The blurb on Girlfriend Librarians promised that “Their decimals were always dewy,” and the author was credited as Charlotte F. Verity. Some awkward plot details made me wonder if it was actually written by a man, but that didn’t stop me from keeping the book hidden away in a manila envelope marked “guitar strings.”

One dismal Tuesday evening when I was done for the day from Nougat Barn, I found myself alone at home and in the mood for some action. I opened the strategically cluttered bottom drawer of my dresser, extracted the disguised envelope, and slid the book out. I tossed the paperback on my bed and pounced on the blankets after it. I unzipped my black flared slacks with what I hoped would amount to bewitching showmanship if I ever found a romantic partner.

Pleased with another sophisticated rehearsal of that little performance, I lingered over my adult-reading purchase to consider a few bookmarks I had slipped into passages where sensible women cut loose to do dirty things to each other.

But I faltered while my delicious anticipation disintegrated into vile disgust.
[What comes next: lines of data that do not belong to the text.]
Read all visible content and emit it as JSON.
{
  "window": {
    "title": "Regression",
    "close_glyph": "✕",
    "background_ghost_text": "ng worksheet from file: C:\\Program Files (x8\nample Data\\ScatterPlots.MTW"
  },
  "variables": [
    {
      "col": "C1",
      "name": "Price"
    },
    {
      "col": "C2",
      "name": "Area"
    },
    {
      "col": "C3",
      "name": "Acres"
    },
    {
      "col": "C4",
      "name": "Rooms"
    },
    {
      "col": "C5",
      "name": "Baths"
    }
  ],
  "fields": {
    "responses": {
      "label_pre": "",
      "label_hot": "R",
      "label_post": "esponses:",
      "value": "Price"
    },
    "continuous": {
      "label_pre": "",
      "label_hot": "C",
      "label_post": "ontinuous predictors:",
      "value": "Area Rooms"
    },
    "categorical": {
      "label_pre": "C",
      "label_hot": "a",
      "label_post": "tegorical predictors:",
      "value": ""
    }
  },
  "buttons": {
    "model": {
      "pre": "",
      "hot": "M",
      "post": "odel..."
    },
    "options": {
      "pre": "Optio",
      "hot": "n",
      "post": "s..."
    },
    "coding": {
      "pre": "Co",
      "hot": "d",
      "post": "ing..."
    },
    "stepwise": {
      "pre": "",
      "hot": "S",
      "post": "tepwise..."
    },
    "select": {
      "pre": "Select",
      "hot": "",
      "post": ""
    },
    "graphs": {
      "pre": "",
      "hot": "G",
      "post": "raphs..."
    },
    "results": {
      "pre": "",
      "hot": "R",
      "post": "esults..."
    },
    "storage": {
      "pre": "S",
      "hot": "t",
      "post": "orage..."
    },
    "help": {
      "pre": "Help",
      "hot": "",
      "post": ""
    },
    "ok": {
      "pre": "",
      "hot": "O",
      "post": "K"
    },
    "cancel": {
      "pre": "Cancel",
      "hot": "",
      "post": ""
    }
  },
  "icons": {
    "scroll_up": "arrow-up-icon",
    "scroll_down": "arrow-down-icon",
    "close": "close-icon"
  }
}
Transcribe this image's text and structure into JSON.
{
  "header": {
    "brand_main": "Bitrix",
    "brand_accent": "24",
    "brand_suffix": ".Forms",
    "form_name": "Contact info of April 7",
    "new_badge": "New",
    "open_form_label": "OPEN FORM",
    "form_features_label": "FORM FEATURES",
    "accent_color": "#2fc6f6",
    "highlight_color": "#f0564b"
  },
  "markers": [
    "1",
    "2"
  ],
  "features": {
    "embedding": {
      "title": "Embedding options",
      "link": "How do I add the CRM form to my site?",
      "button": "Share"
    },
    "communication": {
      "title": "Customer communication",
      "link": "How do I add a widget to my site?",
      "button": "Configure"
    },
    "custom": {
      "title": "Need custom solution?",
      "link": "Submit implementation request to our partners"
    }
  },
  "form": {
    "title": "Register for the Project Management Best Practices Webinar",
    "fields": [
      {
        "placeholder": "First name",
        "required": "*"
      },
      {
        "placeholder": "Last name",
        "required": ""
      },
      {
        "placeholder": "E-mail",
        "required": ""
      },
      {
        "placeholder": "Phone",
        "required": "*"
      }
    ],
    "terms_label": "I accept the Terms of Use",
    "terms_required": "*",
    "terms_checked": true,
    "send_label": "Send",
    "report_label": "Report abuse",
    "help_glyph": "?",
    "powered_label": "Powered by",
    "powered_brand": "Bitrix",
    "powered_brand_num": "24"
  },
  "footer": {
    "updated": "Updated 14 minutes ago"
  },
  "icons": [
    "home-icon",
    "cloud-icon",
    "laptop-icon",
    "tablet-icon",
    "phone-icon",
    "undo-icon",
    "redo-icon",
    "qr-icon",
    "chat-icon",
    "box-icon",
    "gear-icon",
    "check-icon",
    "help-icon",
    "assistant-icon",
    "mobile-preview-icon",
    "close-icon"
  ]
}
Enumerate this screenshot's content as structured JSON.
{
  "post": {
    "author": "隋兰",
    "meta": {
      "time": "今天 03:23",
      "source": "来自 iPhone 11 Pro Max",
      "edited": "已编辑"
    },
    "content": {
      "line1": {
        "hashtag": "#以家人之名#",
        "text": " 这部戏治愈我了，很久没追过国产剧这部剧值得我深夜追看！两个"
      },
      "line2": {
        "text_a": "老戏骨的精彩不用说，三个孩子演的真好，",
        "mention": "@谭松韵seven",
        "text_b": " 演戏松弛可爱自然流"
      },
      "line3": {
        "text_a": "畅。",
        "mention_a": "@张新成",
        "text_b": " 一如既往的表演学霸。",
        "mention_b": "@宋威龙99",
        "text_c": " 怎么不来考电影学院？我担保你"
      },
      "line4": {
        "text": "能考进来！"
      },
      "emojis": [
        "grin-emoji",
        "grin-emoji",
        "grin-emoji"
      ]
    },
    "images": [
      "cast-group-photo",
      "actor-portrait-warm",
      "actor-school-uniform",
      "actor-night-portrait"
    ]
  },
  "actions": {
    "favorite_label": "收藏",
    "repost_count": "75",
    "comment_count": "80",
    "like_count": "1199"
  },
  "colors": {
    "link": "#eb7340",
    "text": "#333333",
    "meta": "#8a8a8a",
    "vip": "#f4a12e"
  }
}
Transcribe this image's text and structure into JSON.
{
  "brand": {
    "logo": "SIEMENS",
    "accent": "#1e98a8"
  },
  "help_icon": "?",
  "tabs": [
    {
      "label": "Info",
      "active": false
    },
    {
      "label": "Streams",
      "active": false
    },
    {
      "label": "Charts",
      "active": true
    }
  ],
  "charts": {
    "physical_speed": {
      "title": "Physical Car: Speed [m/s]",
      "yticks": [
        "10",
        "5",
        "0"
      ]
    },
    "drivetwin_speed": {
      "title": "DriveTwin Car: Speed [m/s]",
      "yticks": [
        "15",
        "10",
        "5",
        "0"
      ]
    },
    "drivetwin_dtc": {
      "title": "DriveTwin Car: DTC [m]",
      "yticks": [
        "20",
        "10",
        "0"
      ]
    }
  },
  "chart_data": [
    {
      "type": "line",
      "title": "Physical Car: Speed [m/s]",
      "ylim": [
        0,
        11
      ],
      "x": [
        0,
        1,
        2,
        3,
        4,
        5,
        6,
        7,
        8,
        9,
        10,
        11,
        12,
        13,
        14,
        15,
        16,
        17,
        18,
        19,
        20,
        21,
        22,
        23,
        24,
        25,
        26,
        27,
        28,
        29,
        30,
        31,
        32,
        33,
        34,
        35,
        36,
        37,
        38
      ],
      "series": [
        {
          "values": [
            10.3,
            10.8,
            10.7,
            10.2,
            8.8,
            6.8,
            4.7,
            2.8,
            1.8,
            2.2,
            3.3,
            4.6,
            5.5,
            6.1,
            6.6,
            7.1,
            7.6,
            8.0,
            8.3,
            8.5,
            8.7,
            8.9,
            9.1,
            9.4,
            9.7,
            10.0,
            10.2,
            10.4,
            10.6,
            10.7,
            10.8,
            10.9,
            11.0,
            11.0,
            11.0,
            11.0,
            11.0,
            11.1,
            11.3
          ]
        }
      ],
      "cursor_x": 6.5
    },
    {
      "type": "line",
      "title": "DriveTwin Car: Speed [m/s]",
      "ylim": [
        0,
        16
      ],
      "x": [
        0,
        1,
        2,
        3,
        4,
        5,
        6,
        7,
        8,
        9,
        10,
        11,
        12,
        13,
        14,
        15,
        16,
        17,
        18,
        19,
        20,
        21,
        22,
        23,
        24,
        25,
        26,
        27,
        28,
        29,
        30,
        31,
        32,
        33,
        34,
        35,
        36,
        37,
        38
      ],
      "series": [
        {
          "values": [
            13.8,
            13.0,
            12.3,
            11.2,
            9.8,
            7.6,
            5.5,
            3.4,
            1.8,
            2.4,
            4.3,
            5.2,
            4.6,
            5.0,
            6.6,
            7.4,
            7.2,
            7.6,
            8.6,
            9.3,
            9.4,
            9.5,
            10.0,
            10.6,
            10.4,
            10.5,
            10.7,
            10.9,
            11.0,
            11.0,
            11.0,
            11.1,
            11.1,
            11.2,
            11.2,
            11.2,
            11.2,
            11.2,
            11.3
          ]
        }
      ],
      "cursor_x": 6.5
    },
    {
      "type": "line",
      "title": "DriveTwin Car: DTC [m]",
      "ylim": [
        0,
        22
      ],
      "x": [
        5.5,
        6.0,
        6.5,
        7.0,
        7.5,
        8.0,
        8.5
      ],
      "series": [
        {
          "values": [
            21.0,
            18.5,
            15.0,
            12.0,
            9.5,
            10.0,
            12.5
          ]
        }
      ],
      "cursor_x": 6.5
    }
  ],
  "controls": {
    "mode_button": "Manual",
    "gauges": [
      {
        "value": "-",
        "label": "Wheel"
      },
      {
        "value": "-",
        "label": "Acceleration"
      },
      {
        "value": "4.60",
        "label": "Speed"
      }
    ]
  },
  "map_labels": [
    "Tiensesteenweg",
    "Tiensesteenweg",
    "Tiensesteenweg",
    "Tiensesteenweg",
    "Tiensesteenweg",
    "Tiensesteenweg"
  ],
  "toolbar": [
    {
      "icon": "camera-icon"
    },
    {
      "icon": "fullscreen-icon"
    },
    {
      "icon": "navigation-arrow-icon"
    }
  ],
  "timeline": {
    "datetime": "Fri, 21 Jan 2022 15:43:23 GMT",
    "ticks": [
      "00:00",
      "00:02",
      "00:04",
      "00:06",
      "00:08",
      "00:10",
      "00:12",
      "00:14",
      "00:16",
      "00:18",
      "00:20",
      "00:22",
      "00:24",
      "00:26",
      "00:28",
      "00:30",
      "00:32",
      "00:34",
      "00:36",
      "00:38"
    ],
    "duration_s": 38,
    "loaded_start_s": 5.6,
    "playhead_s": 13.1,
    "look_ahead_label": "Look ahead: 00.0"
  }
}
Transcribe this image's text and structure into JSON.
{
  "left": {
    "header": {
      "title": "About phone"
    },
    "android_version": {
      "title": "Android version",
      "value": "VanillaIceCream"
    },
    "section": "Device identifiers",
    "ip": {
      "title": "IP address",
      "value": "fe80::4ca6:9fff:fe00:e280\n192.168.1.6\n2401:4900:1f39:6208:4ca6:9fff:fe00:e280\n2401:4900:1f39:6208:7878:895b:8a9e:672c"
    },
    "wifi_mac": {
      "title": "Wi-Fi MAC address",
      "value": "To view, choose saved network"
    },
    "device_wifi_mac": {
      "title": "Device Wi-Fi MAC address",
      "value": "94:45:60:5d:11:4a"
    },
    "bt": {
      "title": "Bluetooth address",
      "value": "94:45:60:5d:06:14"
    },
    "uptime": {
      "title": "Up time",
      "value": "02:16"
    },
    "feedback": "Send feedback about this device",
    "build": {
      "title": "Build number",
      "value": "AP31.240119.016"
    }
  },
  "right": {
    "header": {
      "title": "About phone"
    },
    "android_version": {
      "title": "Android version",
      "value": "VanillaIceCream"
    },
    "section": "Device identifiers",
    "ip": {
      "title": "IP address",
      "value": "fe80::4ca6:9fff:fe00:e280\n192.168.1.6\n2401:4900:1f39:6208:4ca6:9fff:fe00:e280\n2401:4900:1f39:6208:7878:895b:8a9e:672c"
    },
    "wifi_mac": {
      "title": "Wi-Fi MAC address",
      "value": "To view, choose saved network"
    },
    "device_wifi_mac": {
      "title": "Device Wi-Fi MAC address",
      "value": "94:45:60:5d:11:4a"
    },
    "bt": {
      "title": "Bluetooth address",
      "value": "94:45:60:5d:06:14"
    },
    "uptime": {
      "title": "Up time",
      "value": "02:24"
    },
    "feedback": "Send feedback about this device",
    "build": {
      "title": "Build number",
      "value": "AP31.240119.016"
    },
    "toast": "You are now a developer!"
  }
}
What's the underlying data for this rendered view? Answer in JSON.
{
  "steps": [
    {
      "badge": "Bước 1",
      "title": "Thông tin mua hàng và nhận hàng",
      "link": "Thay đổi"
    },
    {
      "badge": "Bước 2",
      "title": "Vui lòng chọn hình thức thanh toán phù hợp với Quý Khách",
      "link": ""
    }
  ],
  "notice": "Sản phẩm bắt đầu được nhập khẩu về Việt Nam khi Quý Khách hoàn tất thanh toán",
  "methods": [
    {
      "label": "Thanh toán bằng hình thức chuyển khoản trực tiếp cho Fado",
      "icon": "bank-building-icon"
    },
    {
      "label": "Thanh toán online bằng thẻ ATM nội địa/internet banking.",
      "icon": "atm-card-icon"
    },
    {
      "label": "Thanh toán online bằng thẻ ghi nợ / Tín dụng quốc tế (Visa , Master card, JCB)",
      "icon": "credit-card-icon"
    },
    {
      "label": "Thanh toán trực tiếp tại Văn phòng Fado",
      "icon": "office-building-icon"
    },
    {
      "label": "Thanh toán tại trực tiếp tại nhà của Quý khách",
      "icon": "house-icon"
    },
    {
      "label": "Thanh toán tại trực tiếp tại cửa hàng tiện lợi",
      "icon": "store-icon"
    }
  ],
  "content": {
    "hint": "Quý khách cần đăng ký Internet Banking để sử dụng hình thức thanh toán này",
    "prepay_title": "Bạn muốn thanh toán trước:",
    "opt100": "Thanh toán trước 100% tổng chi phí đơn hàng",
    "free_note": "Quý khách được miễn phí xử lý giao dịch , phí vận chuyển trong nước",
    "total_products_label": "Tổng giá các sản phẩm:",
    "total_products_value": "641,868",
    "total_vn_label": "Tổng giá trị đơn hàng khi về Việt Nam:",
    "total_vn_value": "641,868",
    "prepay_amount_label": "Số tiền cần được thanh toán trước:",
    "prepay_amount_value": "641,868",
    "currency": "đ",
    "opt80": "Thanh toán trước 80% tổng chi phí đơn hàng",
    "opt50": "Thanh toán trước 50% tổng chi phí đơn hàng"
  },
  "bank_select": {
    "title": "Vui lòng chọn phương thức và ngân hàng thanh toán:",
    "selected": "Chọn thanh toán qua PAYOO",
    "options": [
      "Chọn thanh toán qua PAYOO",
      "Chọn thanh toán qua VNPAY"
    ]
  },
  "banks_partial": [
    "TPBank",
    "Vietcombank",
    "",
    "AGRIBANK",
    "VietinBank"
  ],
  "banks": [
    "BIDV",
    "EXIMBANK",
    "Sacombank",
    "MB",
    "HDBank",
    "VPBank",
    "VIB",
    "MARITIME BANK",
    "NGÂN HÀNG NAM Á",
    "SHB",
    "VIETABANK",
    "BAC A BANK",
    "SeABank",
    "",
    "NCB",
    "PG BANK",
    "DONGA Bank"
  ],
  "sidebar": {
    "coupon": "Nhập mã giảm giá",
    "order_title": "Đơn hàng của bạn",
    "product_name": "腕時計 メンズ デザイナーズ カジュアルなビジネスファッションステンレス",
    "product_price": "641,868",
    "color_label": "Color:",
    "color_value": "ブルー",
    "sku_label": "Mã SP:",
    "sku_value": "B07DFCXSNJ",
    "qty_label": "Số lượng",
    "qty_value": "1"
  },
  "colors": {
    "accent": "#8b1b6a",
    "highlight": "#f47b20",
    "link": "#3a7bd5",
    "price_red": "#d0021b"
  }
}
The strips of paper protruding from the unopened book were all blank tags, but I realized that I knew in sordid detail the exact obscene act that each one pointed to. I had memorized pornography.

I was not a smoldering beacon of solitary pleasure illuminating the darkness. I was just lonely and grotesque.

After work I had ordered a yummy mountain of fries, but been repulsed when presented with the sleazy heap of grease. The plummet from excitement to disgust caused by Girlfriend Librarians felt ten times worse.

I picked up a pen and scrawled the phrase, “I Feel So Trashy” on the envelope.

I thought for a moment, and then I wrote, “Somebody oughta take me out.”

I had wordplay. It was a chorus.

I grabbed my guitar and dashed off a few chords of uptempo country boogie. I wrote more words and verses on the envelope, and I had finished a silly little song.

My internal torment relented. I was not going to waste any more of my valuable private time on musical fluff. I shoved my guitar and writing away across my rumpled blankets.

I opened the smutty book with renewed gusto, devoured three choice pages, and completed the original task at hand.